D’autre part, Act Up-Paris n’est plus force de disruption sociale. Ses combats ne sont pas de moindre importance, mais différents. Plus ciblés, plus réfléchis, aussi. Le tape-à-l’œil belliqueux a laissé place aux interventions dans l’ombre. L’époque y est pour beaucoup : les médias s’intéressent moins à la lutte contre le sida qu’autrefois, la maladie n’étant plus synonyme d’issue mortelle.

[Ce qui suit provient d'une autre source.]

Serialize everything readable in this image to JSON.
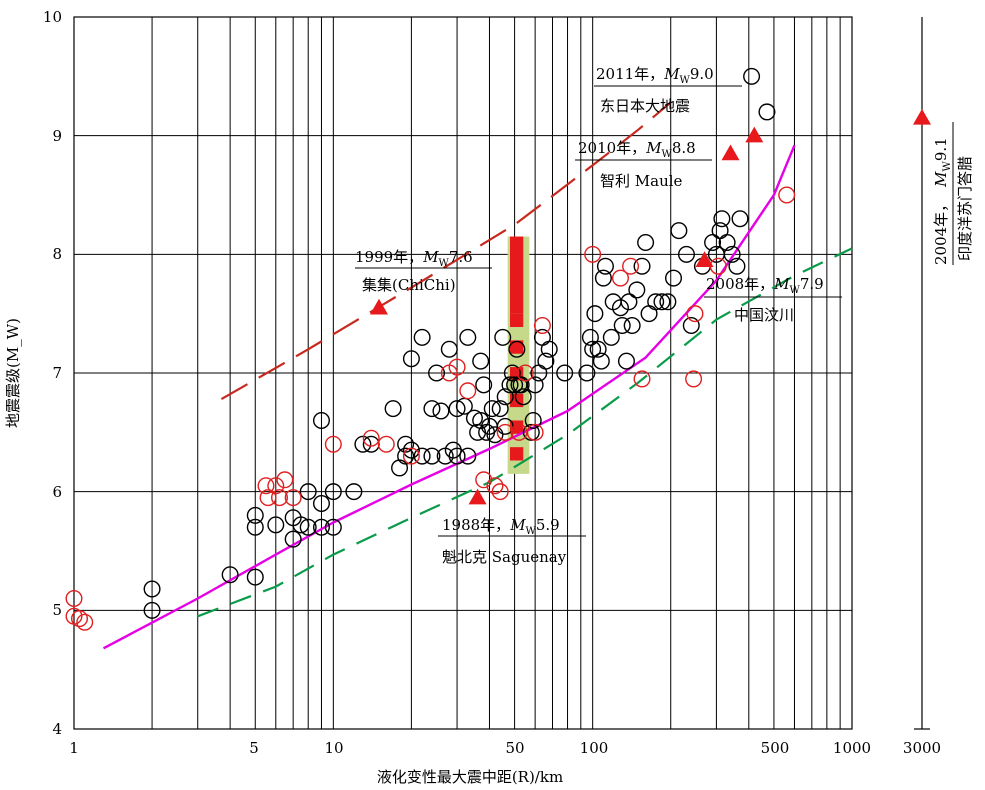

La précarisation des séropositifs, l’accès aux soins, la connaissance de leurs droits… Les batailles sont désormais plus sociales que médicales. Et puis, passage de flambeau oblige, d’autres acteurs ont pris le pas, s’emparant directement de son héritage (les Femens, pour ne citer qu’elles…). Gageons que le long-métrage signé Robin Campillo, en salles mercredi 23 août, saura redonner un peu plus de voix à l’association dont le slogan était justement « silence=mort ».